人々が求める(はずの)共認は、五感を駆使し、対面で交感するものだと思います。ただ、日常にそのような共認の場を失った現代人(とくに都会人)は、マスコミに代替共認(充足)を求めざるを得なくなったのではないでしょうか。そのような需要がマスコミの盛衰を左右しているのだと思います。

マスコミによる一方的な発信内容でも共感できる部分があれば共認は成立したような感覚があります。それは一方向で完結してしまうので、その共認の感覚は飽くまで“擬似”ですが、疑似体験でも充足を伴います。それは差し迫った課題がないため飽くまで解脱止まりであり、集団課題を捨象した個人や家庭にとっては都合のいいものです。

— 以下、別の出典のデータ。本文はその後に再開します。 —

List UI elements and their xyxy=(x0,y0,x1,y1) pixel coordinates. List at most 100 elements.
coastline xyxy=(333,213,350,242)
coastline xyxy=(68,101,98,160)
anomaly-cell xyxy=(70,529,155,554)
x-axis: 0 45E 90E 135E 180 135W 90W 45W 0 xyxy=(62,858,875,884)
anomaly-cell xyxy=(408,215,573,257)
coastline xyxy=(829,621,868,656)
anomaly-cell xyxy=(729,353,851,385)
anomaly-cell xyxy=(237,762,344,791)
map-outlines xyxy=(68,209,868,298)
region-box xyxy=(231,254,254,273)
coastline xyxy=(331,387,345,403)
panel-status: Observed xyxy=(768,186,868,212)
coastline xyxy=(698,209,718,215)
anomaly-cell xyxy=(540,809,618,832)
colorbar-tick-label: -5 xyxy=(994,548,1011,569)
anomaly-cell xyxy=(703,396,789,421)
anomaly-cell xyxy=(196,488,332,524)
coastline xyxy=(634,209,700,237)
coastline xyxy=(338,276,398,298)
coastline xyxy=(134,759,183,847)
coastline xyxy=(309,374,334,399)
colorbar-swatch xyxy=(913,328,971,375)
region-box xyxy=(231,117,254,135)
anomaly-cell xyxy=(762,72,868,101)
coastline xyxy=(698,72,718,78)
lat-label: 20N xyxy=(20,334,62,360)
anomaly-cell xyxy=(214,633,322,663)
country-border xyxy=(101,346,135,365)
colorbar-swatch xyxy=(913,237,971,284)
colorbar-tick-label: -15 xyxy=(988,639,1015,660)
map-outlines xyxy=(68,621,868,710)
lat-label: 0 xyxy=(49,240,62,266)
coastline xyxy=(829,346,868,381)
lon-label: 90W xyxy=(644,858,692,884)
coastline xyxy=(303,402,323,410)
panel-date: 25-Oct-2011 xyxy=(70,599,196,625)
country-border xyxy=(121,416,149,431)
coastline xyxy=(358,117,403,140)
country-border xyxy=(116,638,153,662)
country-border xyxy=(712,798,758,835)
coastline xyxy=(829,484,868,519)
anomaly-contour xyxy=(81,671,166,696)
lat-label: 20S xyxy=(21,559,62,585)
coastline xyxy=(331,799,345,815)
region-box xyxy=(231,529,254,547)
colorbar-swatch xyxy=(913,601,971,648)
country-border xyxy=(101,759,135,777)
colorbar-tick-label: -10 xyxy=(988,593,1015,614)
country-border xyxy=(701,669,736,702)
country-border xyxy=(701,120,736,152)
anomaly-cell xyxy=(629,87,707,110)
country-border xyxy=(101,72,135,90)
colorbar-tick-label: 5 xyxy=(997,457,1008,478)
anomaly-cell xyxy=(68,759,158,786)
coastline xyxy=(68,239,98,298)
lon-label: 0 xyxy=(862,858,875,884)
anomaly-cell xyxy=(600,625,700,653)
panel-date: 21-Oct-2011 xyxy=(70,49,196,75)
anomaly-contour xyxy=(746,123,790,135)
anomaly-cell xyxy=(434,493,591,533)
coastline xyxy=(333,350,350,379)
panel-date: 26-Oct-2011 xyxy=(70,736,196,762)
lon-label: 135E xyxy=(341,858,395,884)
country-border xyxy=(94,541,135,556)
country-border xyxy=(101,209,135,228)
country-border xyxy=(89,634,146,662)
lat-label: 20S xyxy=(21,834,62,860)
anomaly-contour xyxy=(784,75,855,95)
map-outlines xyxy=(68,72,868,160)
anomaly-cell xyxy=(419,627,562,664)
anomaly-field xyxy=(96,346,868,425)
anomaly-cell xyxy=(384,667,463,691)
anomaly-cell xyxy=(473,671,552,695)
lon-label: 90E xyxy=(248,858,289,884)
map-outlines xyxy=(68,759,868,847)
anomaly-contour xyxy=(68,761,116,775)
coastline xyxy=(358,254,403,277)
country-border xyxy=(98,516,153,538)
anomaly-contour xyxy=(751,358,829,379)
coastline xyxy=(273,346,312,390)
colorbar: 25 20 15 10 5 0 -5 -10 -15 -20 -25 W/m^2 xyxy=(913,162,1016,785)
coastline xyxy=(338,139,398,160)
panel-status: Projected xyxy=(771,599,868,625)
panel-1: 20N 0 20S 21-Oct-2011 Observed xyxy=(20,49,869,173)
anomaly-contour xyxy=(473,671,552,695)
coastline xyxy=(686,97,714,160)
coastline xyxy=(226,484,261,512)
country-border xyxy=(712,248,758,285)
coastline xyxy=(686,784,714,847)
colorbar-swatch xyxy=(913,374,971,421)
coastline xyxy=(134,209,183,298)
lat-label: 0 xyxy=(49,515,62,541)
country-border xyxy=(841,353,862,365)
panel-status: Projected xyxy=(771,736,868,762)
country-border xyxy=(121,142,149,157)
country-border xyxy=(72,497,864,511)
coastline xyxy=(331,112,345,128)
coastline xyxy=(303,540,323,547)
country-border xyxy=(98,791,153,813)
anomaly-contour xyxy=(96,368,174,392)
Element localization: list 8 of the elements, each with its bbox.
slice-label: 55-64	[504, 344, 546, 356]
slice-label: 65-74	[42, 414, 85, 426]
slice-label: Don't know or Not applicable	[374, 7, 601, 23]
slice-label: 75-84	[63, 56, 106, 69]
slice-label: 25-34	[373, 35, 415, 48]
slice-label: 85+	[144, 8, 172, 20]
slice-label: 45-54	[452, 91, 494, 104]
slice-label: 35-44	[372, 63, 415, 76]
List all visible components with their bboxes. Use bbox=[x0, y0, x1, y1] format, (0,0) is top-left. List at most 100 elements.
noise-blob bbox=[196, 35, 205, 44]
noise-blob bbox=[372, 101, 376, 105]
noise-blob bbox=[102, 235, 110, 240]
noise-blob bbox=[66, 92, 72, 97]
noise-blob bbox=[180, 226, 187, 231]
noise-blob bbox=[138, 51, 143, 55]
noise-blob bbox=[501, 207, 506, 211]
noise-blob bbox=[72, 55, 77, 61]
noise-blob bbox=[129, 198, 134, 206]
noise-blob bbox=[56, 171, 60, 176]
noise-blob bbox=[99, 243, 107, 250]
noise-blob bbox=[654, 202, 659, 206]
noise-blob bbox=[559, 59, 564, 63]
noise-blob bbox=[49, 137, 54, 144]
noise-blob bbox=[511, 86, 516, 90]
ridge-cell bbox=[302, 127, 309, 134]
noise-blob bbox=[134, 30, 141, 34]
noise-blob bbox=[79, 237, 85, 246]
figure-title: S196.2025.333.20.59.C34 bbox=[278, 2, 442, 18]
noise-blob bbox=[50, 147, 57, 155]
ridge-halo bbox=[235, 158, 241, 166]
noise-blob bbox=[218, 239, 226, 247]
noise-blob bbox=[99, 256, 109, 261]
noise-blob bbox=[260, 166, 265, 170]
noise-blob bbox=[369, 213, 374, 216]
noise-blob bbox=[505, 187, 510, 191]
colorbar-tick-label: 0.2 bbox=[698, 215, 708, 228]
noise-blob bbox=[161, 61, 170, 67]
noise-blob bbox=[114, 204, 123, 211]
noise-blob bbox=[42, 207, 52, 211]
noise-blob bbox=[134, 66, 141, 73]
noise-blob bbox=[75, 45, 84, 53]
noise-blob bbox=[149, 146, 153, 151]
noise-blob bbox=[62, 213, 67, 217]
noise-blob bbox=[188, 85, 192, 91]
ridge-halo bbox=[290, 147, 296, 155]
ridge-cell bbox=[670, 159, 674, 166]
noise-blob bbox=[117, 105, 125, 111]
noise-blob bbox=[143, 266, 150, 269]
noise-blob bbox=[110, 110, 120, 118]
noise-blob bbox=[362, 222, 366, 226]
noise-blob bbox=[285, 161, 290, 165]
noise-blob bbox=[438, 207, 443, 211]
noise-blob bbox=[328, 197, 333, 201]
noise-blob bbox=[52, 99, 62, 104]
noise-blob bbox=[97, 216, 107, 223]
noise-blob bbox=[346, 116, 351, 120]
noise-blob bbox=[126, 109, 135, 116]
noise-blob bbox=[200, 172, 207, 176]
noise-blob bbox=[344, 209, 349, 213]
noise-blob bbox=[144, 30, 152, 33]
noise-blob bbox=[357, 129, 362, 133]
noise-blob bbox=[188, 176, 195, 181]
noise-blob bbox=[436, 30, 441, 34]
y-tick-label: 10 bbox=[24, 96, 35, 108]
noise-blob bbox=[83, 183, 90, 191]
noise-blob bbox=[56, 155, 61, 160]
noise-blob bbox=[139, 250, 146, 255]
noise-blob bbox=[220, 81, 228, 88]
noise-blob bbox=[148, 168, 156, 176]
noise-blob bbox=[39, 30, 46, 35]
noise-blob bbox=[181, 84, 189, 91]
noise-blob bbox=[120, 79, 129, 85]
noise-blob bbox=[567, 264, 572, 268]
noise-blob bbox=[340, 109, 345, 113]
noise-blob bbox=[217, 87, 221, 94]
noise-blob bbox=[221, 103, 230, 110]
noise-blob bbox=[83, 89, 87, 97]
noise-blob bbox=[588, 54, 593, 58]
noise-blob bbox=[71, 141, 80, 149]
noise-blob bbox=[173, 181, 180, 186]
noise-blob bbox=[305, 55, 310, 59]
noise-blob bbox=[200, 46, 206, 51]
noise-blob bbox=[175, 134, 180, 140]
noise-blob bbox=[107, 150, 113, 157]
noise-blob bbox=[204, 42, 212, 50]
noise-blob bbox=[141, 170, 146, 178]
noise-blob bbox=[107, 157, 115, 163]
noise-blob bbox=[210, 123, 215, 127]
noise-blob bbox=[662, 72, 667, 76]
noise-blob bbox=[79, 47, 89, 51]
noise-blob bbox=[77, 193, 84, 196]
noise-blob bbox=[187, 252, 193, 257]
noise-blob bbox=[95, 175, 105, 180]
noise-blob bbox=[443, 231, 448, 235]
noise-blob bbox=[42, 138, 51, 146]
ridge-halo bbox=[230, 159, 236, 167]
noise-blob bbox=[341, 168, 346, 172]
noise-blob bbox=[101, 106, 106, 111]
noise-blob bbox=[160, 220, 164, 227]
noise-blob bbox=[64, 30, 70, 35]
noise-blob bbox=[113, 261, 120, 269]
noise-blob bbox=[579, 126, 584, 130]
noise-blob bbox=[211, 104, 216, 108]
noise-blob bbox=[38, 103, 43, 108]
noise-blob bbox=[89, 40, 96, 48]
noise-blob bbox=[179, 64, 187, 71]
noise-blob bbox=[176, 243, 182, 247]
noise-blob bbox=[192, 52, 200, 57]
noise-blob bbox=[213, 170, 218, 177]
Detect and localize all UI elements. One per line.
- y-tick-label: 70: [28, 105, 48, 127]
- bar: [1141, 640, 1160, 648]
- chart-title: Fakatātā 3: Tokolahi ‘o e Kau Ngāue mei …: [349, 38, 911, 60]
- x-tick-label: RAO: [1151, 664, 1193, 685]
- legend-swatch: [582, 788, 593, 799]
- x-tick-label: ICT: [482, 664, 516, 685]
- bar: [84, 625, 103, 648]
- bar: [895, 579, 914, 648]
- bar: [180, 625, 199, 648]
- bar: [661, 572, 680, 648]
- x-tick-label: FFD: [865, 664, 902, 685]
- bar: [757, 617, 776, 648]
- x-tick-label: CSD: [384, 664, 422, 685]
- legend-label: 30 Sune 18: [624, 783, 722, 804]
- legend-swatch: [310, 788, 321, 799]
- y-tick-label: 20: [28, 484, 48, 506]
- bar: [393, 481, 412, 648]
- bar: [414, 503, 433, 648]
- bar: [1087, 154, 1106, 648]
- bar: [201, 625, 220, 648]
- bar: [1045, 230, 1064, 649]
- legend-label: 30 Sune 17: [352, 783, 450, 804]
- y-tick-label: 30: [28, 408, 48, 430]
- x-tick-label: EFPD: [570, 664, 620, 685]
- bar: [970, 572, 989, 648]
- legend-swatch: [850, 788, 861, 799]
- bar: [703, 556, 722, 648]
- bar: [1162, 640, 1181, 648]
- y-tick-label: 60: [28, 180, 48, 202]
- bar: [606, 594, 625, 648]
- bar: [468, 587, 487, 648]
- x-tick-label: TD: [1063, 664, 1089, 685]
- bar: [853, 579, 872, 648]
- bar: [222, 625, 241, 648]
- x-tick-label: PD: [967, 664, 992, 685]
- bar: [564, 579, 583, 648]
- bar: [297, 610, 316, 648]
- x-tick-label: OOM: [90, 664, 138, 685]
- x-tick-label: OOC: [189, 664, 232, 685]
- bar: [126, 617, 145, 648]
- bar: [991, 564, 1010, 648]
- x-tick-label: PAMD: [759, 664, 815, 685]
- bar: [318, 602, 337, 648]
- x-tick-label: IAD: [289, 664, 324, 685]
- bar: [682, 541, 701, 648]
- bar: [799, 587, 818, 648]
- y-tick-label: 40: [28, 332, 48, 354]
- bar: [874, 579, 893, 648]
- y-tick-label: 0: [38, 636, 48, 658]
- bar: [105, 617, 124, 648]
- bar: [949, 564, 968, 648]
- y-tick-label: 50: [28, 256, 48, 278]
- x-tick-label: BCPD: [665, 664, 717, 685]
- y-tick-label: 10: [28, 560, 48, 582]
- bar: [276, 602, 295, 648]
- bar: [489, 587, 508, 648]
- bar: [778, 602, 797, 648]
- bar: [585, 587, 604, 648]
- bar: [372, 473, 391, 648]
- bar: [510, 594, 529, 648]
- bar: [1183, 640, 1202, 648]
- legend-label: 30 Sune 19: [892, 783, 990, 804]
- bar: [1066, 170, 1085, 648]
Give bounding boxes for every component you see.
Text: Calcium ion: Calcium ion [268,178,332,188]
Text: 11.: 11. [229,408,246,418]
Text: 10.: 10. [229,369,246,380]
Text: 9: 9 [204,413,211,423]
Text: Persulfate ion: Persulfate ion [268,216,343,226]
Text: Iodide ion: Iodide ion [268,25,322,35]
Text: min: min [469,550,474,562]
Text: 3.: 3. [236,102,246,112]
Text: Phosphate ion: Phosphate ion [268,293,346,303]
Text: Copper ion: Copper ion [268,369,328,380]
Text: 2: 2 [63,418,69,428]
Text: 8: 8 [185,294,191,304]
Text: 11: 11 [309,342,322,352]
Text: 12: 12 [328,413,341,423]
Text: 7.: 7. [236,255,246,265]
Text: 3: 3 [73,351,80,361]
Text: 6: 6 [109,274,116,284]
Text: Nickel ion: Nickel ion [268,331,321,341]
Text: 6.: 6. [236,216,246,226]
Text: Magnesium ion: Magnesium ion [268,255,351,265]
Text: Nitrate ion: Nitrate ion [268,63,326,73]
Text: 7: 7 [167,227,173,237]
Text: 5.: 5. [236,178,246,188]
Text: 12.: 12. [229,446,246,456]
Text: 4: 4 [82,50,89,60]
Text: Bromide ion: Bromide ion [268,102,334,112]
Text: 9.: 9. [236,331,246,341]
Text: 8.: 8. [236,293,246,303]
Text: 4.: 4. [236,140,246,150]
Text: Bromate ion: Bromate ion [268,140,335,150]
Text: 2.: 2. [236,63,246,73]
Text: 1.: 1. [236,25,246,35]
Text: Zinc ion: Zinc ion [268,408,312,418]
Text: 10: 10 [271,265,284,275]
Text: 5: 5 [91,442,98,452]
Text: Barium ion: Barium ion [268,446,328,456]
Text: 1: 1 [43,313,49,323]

都市部の拡大(本源性を残す農村の衰退)とともにバラバラの個人や核家族が増え、これにともなってテレビが普及し視聴時間が拡大していったのも、そのような共認の代替充足が求められた結果ではないかと思います。

そのような状況を背景として見ると、マスコミ(とくにテレビ)の歴史とは、より本来の共認に近づこう(それを求める人々の欲求に応えよう)としてきた流れとしてみることができるのではないでしょうか。

例えば、娯楽性の薄いニュース番組について見てみても、当初は静止した画面にアナウンサーの声だけが流れるスタイルでした。それがアナウンサーやキャスターと呼ばれる人がテレビカメラの前でしゃべるのが一般的になります。現在では、そのかたわらに相づち(合いの手?)を打つ女性や学識~タレントなどのコメンテーターがいたり、そのやりとりを見せるものが人気となっています。昨今では、キャスターが視聴者の思いを代弁すべく自分の意見(と思われるもの)を画面に向かってぶつけたりします。

そのような“演出”は、いかに本来の共認にせまれるか、あるいは、共認できたと“思わせる”ことができるか、という努力であるように感じます。

そういう流れを背景としてみた場合、ここにきてテレビを視聴する世帯が減少する(総世帯視聴率の低下)という兆候は、新しい流れ、すなわち、より本来の共認に近いものを求める動きと捉えることができるのではないでしょうか。